Monero has been making headlines a lot this year regarding mining because it’s probably hackers’ favorite coin.
On the other hand, interest in Monero has been growing among crypto enthusiasts who have found it to be an excellent solution for investment.
New Monero mining technique surfaces
It’s been revealed that researchers are Trend Micro have noticed that there’s a new technique called Process Hollowing that is used for mining Monero.
This was reportedly implemented by hackers since back in November, and it was targeted at users in Kuwait, Thailand, India, Bangladesh, the United Arab Emirates, Brazil, and Pakistan.
Cisomag.com notes that Along with Process Hollowing, this technique also drops another file that acts as a container.
It’s been reported that this dropper file is not useful on its own, and its malicious nature stays hidden unless a specific set of command-line arguments are used in order to trigger it.
Researchers explained that, “The dropper is a 64-bit binary containing a packed malicious code, and we found the executable checking the arguments passed to it and verifying it upon unpacking.”
The infection routine is divided into two stages
The online publication mentioned above noted that the infection routine is divided into two stages.
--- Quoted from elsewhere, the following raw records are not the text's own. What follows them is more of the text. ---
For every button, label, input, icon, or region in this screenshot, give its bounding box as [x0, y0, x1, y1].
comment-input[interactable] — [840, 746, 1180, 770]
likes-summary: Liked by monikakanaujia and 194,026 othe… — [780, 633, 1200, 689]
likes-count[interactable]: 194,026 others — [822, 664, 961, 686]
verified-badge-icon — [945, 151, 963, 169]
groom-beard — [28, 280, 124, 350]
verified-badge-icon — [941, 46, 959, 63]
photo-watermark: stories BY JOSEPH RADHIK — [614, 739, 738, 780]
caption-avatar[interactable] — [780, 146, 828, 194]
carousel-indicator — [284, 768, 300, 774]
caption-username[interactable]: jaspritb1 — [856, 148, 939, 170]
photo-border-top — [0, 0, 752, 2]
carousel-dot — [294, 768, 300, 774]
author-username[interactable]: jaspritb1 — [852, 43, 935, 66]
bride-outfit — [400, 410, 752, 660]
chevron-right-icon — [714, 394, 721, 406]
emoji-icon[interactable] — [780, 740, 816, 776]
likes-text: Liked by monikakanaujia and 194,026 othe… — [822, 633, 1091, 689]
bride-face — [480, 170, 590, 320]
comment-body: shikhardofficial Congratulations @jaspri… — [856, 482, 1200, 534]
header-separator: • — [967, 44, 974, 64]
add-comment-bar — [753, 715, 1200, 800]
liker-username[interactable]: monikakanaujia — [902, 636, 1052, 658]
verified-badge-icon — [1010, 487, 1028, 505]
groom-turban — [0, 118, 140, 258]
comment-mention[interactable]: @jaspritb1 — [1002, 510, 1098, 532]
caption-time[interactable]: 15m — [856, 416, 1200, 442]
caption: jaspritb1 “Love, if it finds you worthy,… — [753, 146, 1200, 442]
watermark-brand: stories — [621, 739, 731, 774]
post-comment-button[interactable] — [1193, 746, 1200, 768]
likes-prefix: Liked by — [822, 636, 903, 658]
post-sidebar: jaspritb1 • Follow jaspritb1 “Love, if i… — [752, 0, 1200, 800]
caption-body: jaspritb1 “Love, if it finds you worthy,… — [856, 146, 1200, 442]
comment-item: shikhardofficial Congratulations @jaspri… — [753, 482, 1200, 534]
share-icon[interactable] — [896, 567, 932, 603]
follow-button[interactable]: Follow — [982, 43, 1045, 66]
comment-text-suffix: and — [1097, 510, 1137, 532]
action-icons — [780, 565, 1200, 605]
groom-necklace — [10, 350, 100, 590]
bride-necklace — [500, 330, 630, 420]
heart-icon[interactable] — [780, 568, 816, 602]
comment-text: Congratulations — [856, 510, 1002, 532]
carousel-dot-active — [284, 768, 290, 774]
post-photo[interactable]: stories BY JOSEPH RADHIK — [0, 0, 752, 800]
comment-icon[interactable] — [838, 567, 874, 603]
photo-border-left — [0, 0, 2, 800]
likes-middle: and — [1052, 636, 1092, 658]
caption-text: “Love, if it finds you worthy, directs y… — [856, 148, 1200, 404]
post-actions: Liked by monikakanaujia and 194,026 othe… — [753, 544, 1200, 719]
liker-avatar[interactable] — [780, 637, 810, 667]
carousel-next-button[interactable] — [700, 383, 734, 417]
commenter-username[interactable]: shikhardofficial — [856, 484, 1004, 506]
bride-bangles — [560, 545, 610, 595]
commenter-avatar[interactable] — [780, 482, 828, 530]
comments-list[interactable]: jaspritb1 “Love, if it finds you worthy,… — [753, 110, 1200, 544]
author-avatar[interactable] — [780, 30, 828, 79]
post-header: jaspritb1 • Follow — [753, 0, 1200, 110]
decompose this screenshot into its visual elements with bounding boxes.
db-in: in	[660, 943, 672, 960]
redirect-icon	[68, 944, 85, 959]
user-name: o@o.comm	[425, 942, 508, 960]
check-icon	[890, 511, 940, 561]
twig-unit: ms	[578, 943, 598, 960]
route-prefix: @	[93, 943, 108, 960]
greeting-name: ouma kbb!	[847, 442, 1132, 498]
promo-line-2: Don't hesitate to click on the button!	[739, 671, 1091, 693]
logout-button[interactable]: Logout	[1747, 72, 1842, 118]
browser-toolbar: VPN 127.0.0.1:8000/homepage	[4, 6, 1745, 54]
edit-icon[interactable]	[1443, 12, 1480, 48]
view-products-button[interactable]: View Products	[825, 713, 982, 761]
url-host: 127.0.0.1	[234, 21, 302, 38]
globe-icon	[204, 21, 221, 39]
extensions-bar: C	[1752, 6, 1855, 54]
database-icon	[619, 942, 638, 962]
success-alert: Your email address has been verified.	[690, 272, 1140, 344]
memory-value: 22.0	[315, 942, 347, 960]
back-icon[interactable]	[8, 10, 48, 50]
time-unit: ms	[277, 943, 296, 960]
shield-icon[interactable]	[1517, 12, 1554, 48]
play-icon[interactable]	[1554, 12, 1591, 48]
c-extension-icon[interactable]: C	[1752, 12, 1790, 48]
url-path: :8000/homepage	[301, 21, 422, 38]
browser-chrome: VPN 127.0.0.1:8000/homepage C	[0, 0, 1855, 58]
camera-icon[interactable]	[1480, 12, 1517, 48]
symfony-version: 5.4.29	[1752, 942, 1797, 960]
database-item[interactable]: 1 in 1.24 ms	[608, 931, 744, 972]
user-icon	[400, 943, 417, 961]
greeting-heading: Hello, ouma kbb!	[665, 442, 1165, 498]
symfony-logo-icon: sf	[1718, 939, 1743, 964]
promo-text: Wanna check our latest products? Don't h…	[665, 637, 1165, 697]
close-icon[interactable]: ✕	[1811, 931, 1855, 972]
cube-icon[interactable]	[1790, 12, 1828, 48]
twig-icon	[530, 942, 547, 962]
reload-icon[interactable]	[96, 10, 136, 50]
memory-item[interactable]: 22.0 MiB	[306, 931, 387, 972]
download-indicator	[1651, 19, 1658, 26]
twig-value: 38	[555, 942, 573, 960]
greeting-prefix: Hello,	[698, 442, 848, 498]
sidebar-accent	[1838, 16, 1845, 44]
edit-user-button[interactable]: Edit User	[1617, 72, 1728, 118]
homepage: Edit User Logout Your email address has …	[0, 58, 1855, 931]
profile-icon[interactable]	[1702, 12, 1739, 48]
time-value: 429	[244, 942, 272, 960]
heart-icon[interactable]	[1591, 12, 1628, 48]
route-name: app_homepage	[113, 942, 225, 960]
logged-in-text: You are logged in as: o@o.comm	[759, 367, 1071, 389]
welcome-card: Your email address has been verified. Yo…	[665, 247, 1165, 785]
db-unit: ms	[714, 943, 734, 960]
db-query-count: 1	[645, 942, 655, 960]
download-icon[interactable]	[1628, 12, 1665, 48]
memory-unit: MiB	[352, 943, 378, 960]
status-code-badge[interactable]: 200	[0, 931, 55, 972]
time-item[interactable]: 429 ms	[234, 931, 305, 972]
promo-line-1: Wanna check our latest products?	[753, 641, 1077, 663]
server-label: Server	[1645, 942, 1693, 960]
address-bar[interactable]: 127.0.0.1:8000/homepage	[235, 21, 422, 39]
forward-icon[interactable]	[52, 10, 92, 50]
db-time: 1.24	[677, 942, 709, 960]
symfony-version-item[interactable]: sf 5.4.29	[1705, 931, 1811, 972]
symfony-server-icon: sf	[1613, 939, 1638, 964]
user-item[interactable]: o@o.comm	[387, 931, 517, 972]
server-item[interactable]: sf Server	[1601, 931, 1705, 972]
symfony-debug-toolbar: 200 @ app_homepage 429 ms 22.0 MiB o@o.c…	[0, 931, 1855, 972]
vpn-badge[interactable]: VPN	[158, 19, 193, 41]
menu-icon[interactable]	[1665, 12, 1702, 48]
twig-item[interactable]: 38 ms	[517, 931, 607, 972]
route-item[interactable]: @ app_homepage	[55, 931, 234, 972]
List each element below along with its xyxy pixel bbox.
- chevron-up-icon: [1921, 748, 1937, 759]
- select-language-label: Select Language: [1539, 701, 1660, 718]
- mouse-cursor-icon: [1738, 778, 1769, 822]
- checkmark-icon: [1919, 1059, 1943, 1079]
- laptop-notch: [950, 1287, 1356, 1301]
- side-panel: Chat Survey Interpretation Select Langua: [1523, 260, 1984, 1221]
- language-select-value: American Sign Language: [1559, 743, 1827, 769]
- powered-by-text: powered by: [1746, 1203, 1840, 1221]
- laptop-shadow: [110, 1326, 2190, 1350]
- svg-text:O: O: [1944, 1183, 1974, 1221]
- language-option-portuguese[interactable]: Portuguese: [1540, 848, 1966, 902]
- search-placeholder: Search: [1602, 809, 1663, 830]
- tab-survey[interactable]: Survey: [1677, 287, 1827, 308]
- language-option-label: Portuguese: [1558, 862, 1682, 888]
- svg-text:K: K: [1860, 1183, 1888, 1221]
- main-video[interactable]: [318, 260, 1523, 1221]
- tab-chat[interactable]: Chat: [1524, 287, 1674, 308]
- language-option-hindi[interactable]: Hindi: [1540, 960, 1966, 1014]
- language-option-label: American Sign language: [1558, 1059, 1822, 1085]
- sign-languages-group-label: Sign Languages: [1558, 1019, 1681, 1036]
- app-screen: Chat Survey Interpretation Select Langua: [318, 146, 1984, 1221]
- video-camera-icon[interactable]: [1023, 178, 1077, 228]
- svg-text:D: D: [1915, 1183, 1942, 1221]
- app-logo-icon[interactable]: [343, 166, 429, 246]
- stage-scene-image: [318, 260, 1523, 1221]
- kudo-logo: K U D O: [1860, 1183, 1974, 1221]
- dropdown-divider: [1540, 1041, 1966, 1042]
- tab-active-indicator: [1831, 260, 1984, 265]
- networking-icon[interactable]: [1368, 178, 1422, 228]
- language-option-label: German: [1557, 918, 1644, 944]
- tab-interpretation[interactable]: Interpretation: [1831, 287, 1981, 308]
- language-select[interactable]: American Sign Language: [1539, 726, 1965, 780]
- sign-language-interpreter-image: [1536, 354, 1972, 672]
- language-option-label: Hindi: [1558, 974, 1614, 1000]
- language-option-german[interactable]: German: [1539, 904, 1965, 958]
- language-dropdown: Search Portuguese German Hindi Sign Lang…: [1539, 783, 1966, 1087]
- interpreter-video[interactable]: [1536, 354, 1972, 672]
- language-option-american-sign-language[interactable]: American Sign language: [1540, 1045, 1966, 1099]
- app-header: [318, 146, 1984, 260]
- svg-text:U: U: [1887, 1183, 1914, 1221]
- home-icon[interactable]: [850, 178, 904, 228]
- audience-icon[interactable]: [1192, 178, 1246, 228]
The first one involves an arithmetic operation on alphanumeric strings. It’s been revealed that this is used to decrypt the information “from the arguments including the cryptocurrency wallet address of the cybercriminals specified as part of the required arguments sent to trigger the malicious file and enable the coinmining activity.”
The second stage involves the dropper executing a child process. Read more about the process in the original article.
In terms of pricing, Monero fell on the 16th position on CMC and, at the moment of writing this article, the privacy-oriented coin is trading in the red and it’s priced at $46.10.